171043.fb2
MOST MORNINGS STARTED EARLY FOR LAUREN Mitchell, well before six, and this one was no exception. Even though they’d had an ice storm the night before, the white bass were running in the main channel and there were some die-hard fishermen who put on insulated snowmobile suits and went out after them in bass boats. It didn’t matter how cold or wet it was. Someone was always out on the water.
Lauren was getting ready to check the fingerlings in the minnow tank when the first sharp jolt knocked her to the floor. Her feet came right out from under her and she went down hard, barely getting her hands up in time to break the fall.
Another hard shake was followed closely by two more, each more powerful than the other. The dock lurched up and down, straining the mooring cables until they creaked and vibrated. Fishing rods, reels, and other gear crashed down from their pegs and shelves. Lauren waited until the wild seesaw motion slowed before she went outside on the deck.
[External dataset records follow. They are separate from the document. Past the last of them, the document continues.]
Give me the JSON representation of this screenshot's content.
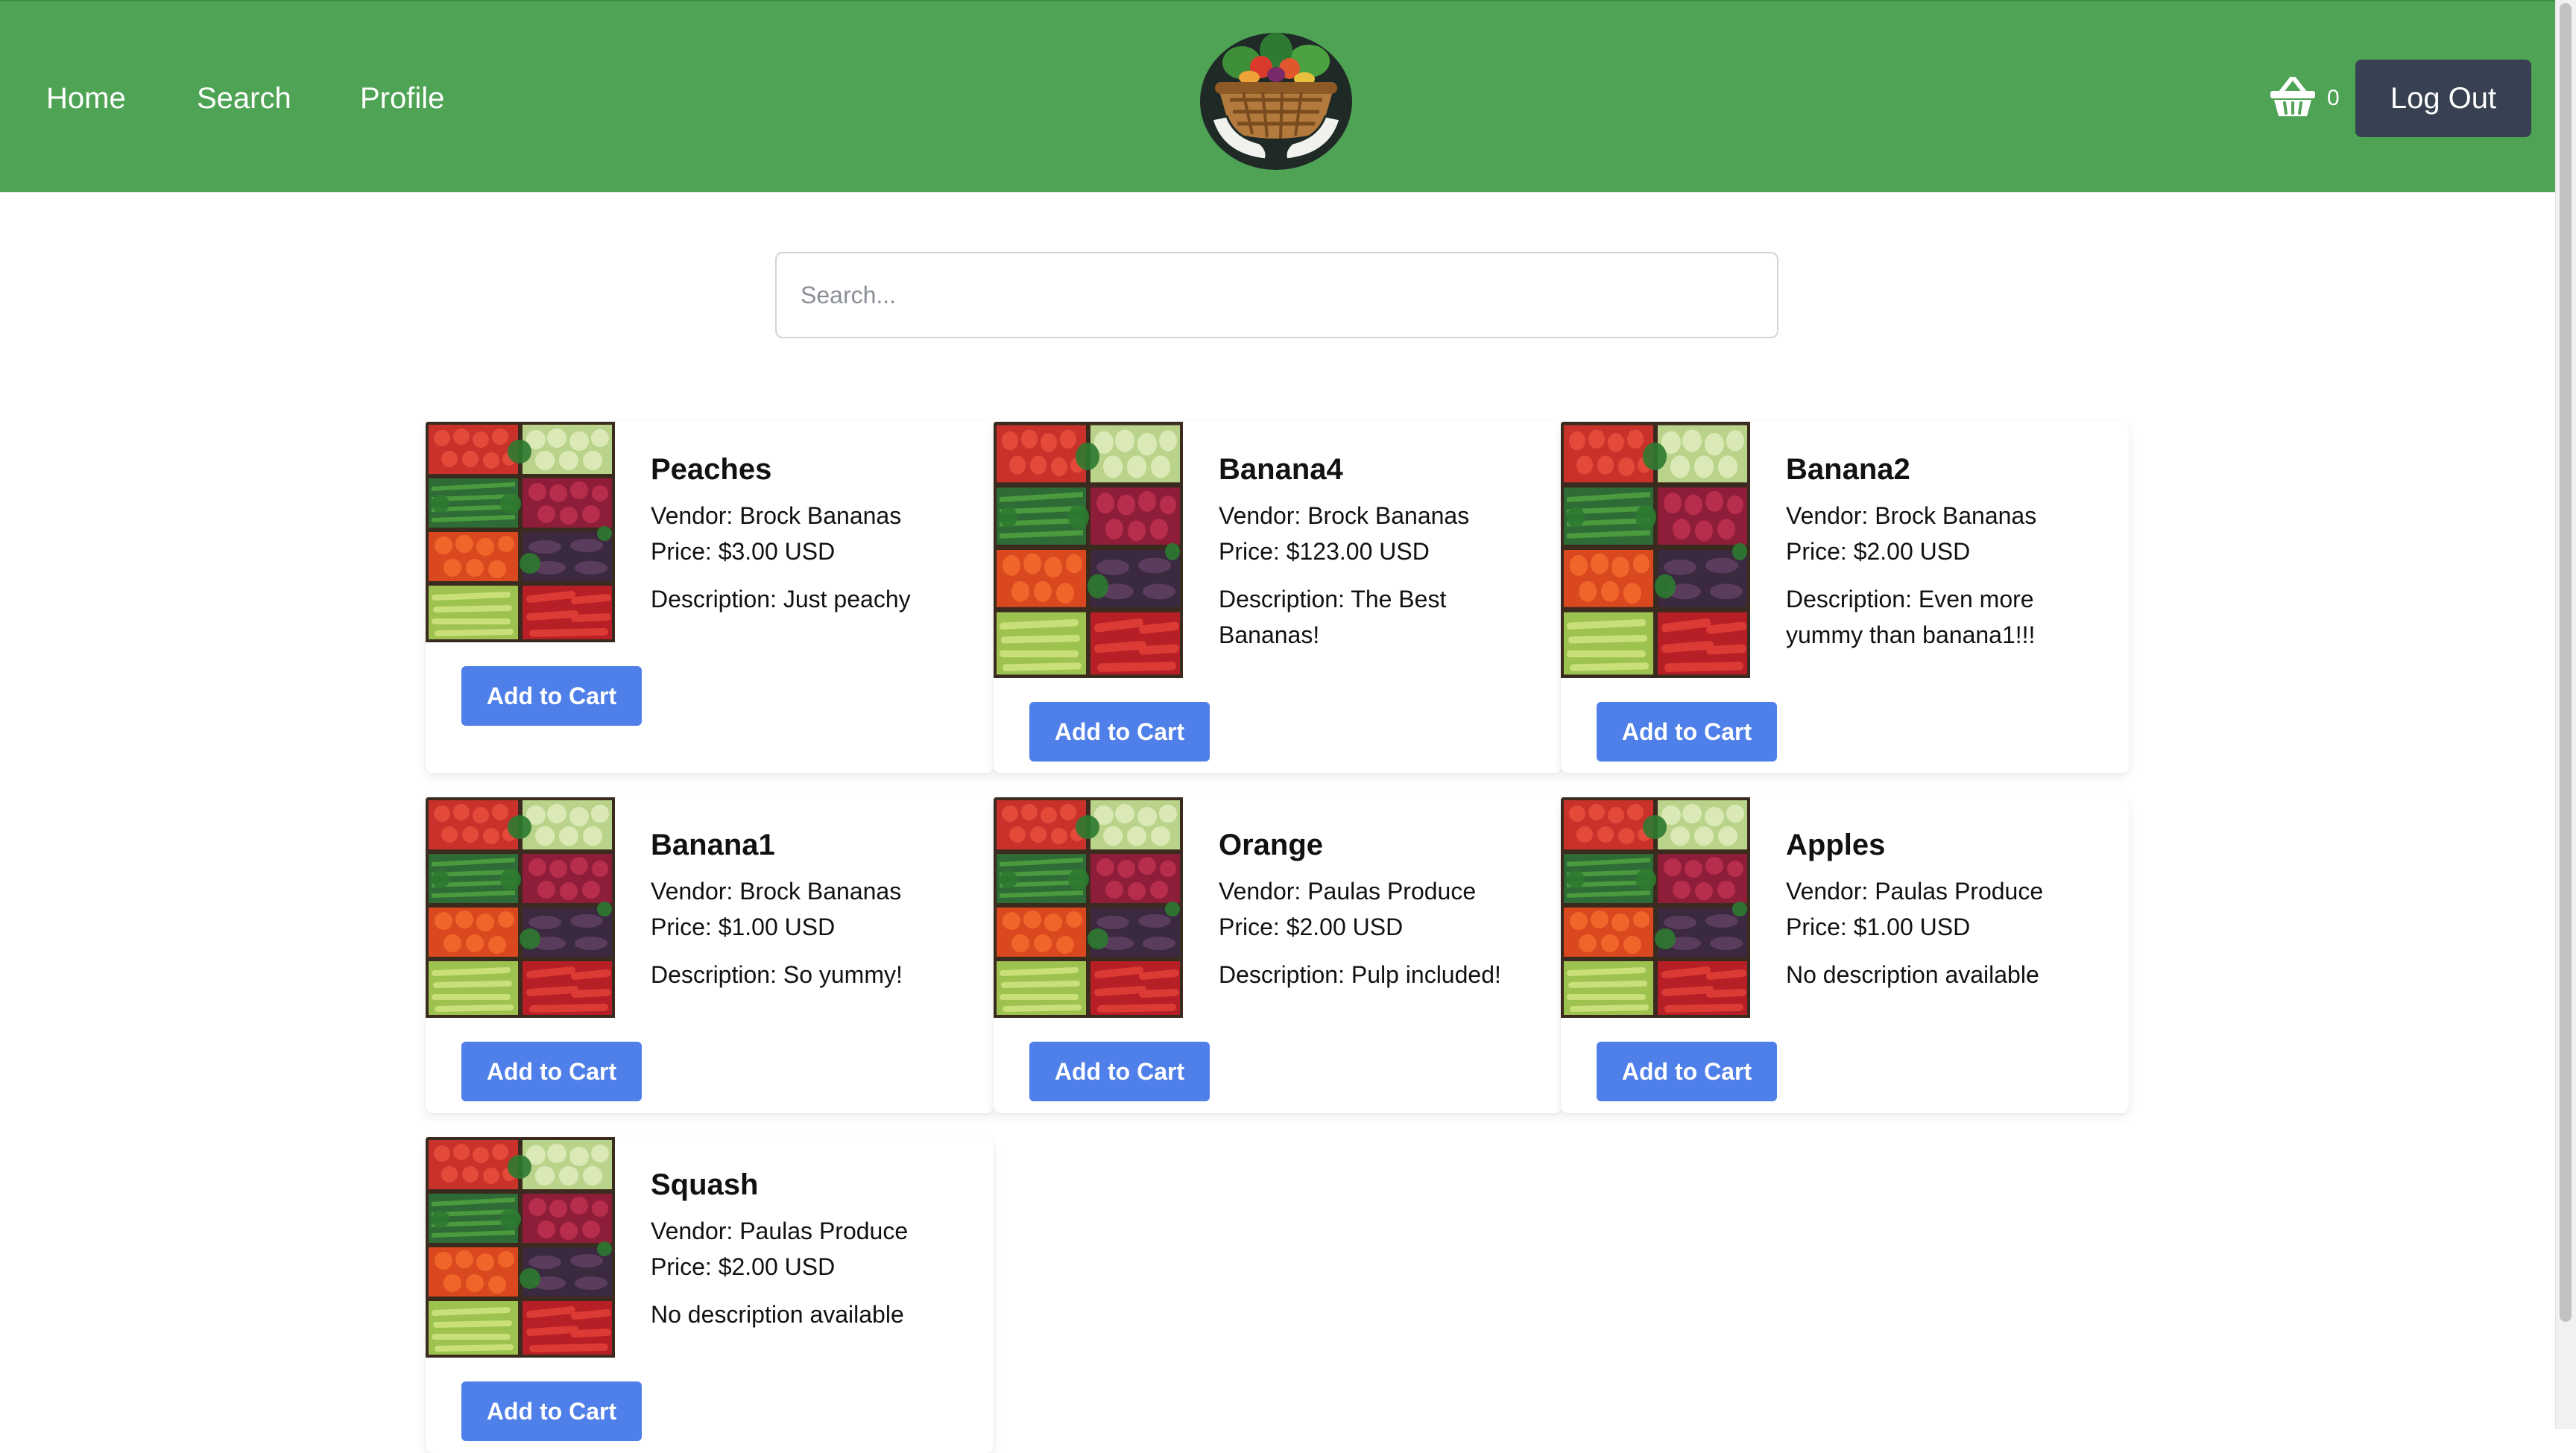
{
  "nav": {
    "home": "Home",
    "search": "Search",
    "profile": "Profile",
    "logo_icon": "basket-of-vegetables-logo",
    "cart_icon": "basket-icon",
    "cart_count": "0",
    "logout": "Log Out"
  },
  "search": {
    "placeholder": "Search...",
    "value": ""
  },
  "colors": {
    "navbar": "#4ea454",
    "button": "#4f7fe8",
    "logout": "#374151"
  },
  "products": [
    {
      "name": "Peaches",
      "vendor": "Vendor: Brock Bananas",
      "price": "Price: $3.00 USD",
      "description": "Description: Just peachy",
      "button": "Add to Cart",
      "image_icon": "produce-crates-image"
    },
    {
      "name": "Banana4",
      "vendor": "Vendor: Brock Bananas",
      "price": "Price: $123.00 USD",
      "description": "Description: The Best Bananas!",
      "button": "Add to Cart",
      "image_icon": "produce-crates-image"
    },
    {
      "name": "Banana2",
      "vendor": "Vendor: Brock Bananas",
      "price": "Price: $2.00 USD",
      "description": "Description: Even more yummy than banana1!!!",
      "button": "Add to Cart",
      "image_icon": "produce-crates-image"
    },
    {
      "name": "Banana1",
      "vendor": "Vendor: Brock Bananas",
      "price": "Price: $1.00 USD",
      "description": "Description: So yummy!",
      "button": "Add to Cart",
      "image_icon": "produce-crates-image"
    },
    {
      "name": "Orange",
      "vendor": "Vendor: Paulas Produce",
      "price": "Price: $2.00 USD",
      "description": "Description: Pulp included!",
      "button": "Add to Cart",
      "image_icon": "produce-crates-image"
    },
    {
      "name": "Apples",
      "vendor": "Vendor: Paulas Produce",
      "price": "Price: $1.00 USD",
      "description": "No description available",
      "button": "Add to Cart",
      "image_icon": "produce-crates-image"
    },
    {
      "name": "Squash",
      "vendor": "Vendor: Paulas Produce",
      "price": "Price: $2.00 USD",
      "description": "No description available",
      "button": "Add to Cart",
      "image_icon": "produce-crates-image"
    }
  ]
}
In a matter of seconds, the lake had changed dramatically. The water churned with whitecaps. Lauren hardly recognized it. She’d never seen the normally placid water so rough, not even during the recent spells when big waves were running. It was boiling out there.
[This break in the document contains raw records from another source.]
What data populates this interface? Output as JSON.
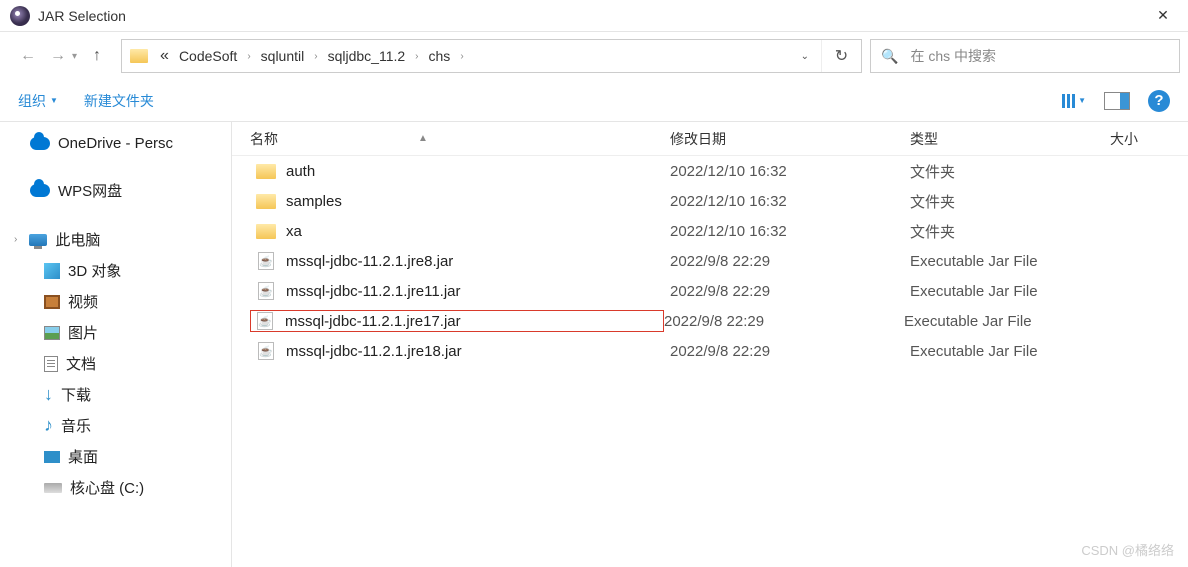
{
  "window": {
    "title": "JAR Selection"
  },
  "breadcrumbs": {
    "prefix": "«",
    "items": [
      "CodeSoft",
      "sqluntil",
      "sqljdbc_11.2",
      "chs"
    ]
  },
  "search": {
    "placeholder": "在 chs 中搜索"
  },
  "toolbar": {
    "organize": "组织",
    "newfolder": "新建文件夹"
  },
  "sidebar": {
    "onedrive": "OneDrive - Persc",
    "wps": "WPS网盘",
    "thispc": "此电脑",
    "objects3d": "3D 对象",
    "videos": "视频",
    "pictures": "图片",
    "documents": "文档",
    "downloads": "下载",
    "music": "音乐",
    "desktop": "桌面",
    "cdrive": "核心盘 (C:)"
  },
  "columns": {
    "name": "名称",
    "date": "修改日期",
    "type": "类型",
    "size": "大小"
  },
  "files": [
    {
      "name": "auth",
      "date": "2022/12/10 16:32",
      "type": "文件夹",
      "kind": "folder"
    },
    {
      "name": "samples",
      "date": "2022/12/10 16:32",
      "type": "文件夹",
      "kind": "folder"
    },
    {
      "name": "xa",
      "date": "2022/12/10 16:32",
      "type": "文件夹",
      "kind": "folder"
    },
    {
      "name": "mssql-jdbc-11.2.1.jre8.jar",
      "date": "2022/9/8 22:29",
      "type": "Executable Jar File",
      "kind": "jar"
    },
    {
      "name": "mssql-jdbc-11.2.1.jre11.jar",
      "date": "2022/9/8 22:29",
      "type": "Executable Jar File",
      "kind": "jar"
    },
    {
      "name": "mssql-jdbc-11.2.1.jre17.jar",
      "date": "2022/9/8 22:29",
      "type": "Executable Jar File",
      "kind": "jar",
      "highlighted": true
    },
    {
      "name": "mssql-jdbc-11.2.1.jre18.jar",
      "date": "2022/9/8 22:29",
      "type": "Executable Jar File",
      "kind": "jar"
    }
  ],
  "watermark": "CSDN @橘络络"
}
Lauren had to grip the railing hard when the dock began rocking again. Water washed over the walkways. For a moment she wondered if the marina was going to pull apart or collapse. That was the first she realized what was happening: they were having an earthquake. And, by the feel of it, a damn good one.
Thank God her grandson, Bobby, had already left for school in Mayfield, she thought. The boy liked to hang out on the dock in all kinds of weather. If he’d been on one of the narrow walkways that separated the boat slips, he might have lost his balance and gone into the water.
It would have been a good time for that geologist to be here. When this was over, maybe she’d give him a call in Memphis. If they were looking for reasons why all those animals were going crazy, they had their answer now. She remembered the frozen frogs and snakes. Somehow they’d known what was coming.
She wished suddenly that her husband Bob were still alive. Maybe he could have made some sense of all this.
God, how she missed the man. She’d never gotten over his death.
Lauren had bought the boat dock nearly twenty years earlier using insurance money she’d received after her husband and fourteen other men were killed in a coal mine accident. They were working in the Golden Orient, the deepest, most deadly mine in Kentucky. A cave-in on level 15 had trapped Bob and the others fifteen hundred feet underground. It took six weeks to get the bodies out. They found all of them in a twenty-foot-long section of tunnel. The air had probably given out in about an hour. Everyone, her husband included, had suffocated, but not before many of them had scribbled notes to their wives and loved ones on scraps of paper and stuffed them in their pockets. She kept Bob’s note framed on her dresser. There were only seven words: I LOVE YOU GOD KEEP YOU SAFE.
A year after Bob’s death, Lauren bought the dock and marina. She and her grandson lived on a two-hundred-acre farm about two miles away. They had a stable and three horses. It was a good life. The dock was making a little money. Lauren couldn’t complain. Her parents had recently moved to Heath, near Paducah. She was living on their farm. Her dad had decided to move into the city when it got too hard to climb up on a tractor. Her mother hadn’t minded at all. She’d jumped at the chance to leave the country.
The dock was still bumping up and down in the rough water. Lauren got a pair of binoculars and focused on the big dam that loomed two miles in the distance. It stretched nearly a mile and a half across the north end of the lake. Kentucky Route 41, a two-lane blacktop, ran right along the top of it.
Lauren couldn’t believe what she was seeing. Huge waves were slamming up over the rim of the dam. It looked as though the water was washing right over the highway. She’d never seen anything like that before.